Had a chance to catch up with some reading over the weekend and happened upon a great article in my Kenyon College Alumni Bulletin on alum Laura King, class of ‘86. King, now a Ph.D. in psychology, has made a career — and a good one at that — out of studying happiness.

And guess what, dear readers and fellow writers? King has determined (through hard science no less) that writing is one of the biggest, most effective, most opening-ist keys to happiness. Yes, writing! I know this might be a wee bit counterintuitive to those who occasionally consider papering the guest bath with rejection letters, but King’s research has proven otherwise.

Writing, it seems, is good for you. The article reports that “…the benefits of intensive two-minute writing sessions may be longer lasting than those of normal journal writing. King recommends focused bursts of writing.” The link betweeen mental health and quick quotidian quill-fests is so unassailable that “the phenomena has been given a name: ‘the two-minute miracle.’ ”

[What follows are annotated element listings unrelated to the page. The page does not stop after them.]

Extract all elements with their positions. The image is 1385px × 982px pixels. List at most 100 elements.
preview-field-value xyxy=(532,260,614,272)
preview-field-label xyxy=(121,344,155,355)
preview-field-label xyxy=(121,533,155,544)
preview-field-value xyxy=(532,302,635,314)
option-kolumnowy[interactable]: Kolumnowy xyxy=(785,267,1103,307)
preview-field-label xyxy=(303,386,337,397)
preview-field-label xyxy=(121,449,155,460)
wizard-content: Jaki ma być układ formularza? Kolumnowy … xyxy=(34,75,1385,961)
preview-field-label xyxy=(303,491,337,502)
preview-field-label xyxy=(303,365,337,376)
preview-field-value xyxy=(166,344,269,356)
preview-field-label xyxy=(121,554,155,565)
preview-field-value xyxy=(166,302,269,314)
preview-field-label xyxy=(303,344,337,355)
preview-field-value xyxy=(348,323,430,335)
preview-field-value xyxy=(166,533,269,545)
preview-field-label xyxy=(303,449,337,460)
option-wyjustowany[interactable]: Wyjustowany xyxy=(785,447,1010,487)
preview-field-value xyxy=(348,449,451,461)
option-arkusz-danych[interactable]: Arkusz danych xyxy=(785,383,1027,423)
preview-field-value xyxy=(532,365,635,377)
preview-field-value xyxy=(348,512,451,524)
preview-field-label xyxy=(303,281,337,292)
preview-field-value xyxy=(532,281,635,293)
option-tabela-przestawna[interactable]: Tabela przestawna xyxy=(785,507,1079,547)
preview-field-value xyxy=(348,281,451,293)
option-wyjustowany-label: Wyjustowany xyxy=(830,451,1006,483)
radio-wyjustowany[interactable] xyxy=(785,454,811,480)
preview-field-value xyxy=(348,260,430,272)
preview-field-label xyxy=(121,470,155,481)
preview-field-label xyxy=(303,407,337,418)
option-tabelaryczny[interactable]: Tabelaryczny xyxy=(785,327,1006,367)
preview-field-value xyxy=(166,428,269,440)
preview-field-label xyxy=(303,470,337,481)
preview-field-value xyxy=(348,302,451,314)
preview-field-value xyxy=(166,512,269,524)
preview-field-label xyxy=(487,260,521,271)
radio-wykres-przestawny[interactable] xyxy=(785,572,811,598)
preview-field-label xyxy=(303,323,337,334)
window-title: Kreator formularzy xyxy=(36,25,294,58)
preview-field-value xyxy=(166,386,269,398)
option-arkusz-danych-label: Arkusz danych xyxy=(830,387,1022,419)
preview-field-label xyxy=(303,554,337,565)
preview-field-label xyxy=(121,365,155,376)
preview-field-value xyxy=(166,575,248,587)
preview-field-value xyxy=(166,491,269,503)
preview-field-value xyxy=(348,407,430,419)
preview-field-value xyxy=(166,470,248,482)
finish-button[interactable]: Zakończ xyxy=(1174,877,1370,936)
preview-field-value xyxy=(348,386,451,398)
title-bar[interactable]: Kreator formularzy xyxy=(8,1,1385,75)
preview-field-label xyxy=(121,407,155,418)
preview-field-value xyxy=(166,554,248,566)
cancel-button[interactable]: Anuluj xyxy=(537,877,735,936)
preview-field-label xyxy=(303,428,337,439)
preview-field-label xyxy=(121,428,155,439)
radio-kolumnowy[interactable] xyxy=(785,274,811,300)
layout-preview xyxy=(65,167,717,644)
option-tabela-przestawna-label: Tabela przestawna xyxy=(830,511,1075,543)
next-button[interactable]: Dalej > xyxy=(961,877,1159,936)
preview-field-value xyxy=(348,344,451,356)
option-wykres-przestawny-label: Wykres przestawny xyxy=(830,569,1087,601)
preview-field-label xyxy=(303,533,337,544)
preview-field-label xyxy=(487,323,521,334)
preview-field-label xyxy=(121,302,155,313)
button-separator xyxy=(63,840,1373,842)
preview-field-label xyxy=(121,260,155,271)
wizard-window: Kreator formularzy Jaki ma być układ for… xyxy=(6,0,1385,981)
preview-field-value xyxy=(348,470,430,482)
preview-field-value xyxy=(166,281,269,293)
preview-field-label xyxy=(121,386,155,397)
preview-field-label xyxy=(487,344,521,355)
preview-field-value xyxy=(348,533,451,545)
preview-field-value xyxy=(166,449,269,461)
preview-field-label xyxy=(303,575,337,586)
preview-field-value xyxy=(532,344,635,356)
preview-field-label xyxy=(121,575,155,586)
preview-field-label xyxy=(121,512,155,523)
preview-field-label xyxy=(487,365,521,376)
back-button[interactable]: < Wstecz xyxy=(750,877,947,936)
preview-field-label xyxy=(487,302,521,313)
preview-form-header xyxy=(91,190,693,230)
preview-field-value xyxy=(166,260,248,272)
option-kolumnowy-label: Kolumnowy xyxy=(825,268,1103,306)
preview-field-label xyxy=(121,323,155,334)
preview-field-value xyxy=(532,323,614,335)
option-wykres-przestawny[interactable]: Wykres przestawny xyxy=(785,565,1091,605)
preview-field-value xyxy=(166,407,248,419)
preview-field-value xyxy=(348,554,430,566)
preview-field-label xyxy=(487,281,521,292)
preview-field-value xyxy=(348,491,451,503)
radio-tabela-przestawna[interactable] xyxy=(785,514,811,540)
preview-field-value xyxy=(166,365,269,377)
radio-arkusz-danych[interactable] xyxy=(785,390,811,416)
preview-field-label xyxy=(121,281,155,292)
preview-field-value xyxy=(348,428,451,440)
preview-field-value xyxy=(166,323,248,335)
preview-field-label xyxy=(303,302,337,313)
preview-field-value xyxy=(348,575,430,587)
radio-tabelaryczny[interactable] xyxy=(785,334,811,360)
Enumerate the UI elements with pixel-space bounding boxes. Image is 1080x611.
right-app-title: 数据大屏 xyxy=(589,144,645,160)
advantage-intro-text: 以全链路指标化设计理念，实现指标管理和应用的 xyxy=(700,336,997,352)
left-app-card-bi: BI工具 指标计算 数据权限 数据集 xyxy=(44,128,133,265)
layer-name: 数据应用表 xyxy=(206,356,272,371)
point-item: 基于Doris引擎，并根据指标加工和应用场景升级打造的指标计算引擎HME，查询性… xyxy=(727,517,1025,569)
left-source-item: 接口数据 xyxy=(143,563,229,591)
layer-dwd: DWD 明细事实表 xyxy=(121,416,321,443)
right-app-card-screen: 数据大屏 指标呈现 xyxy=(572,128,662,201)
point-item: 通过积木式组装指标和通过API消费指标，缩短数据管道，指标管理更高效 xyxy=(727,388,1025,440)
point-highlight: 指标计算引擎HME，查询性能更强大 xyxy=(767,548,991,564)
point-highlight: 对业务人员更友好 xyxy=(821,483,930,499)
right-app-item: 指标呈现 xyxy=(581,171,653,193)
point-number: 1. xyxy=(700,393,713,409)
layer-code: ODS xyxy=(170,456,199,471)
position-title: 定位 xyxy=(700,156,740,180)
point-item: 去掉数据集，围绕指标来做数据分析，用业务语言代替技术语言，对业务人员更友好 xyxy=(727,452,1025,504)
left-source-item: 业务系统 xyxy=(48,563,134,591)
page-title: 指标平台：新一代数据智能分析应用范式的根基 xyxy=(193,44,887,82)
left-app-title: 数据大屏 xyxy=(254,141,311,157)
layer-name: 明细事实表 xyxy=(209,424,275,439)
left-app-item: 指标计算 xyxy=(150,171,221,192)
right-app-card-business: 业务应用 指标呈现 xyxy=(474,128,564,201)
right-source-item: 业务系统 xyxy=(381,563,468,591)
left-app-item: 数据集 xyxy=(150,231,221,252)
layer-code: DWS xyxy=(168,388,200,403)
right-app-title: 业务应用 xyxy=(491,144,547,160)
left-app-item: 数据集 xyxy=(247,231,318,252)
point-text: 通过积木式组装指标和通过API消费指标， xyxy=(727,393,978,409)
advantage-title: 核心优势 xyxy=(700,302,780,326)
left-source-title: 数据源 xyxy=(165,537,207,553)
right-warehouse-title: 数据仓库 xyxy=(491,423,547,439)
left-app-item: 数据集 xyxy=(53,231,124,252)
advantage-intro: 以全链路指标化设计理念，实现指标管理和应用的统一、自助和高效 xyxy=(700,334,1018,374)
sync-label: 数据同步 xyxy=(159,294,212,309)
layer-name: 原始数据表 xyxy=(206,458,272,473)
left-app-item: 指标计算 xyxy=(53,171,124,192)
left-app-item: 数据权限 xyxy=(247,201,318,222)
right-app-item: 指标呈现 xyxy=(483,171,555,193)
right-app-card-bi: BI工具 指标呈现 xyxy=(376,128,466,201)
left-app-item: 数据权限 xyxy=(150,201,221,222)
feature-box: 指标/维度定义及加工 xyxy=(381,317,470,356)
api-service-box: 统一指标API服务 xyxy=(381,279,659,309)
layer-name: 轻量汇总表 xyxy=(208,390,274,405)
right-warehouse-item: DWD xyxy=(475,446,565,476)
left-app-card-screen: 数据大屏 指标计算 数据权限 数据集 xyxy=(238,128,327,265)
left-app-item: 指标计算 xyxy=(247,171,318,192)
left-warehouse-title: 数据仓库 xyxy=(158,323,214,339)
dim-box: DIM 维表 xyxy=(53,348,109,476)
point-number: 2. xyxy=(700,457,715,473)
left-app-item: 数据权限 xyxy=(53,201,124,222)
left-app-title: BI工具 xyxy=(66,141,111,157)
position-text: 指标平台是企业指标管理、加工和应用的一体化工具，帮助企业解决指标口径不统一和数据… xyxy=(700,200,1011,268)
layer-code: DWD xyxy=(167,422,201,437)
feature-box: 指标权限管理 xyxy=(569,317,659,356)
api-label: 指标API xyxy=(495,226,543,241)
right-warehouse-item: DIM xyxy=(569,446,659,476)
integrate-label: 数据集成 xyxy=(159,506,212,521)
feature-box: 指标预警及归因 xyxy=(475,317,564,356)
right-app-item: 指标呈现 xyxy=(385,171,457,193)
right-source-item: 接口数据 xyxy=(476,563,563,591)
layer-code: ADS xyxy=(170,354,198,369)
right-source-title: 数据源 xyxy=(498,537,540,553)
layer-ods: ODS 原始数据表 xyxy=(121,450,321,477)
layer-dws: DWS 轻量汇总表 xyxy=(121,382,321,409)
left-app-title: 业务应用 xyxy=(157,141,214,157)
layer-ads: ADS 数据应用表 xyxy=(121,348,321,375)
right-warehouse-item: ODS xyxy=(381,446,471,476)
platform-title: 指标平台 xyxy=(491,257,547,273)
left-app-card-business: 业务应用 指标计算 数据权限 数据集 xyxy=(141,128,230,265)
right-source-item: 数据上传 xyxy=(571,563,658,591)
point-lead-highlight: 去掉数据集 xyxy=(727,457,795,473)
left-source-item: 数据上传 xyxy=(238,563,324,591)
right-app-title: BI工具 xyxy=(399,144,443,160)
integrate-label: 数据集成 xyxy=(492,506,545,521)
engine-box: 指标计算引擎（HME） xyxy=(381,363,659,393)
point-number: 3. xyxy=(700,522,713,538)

OK, I’m no scientist but the above results beg certain unscientific hypotheses. Are bloggers happier than other writer types since they tend to work in short bursts of word deliverment? Is this why novelists are moody and depressive? NOT because of the constant, inescapable, inevitable, and ongoing-but-one-day-surmountable rejection but because novelists write for long disciplined stretches of time instead of penning their prose in a mere two sweeps of the second hand?

The link to this latest issue is not up yet but visit the Bulletin archive anyway. Novelists will find it a great distraction between those depression-generating writing sessions. And bloggers will surely find inspiration for a two-minute miracle. Like I did just now.

Happy? You bet!

Happier? When that agent calls.

Happiest? When that agent calls with our publisher.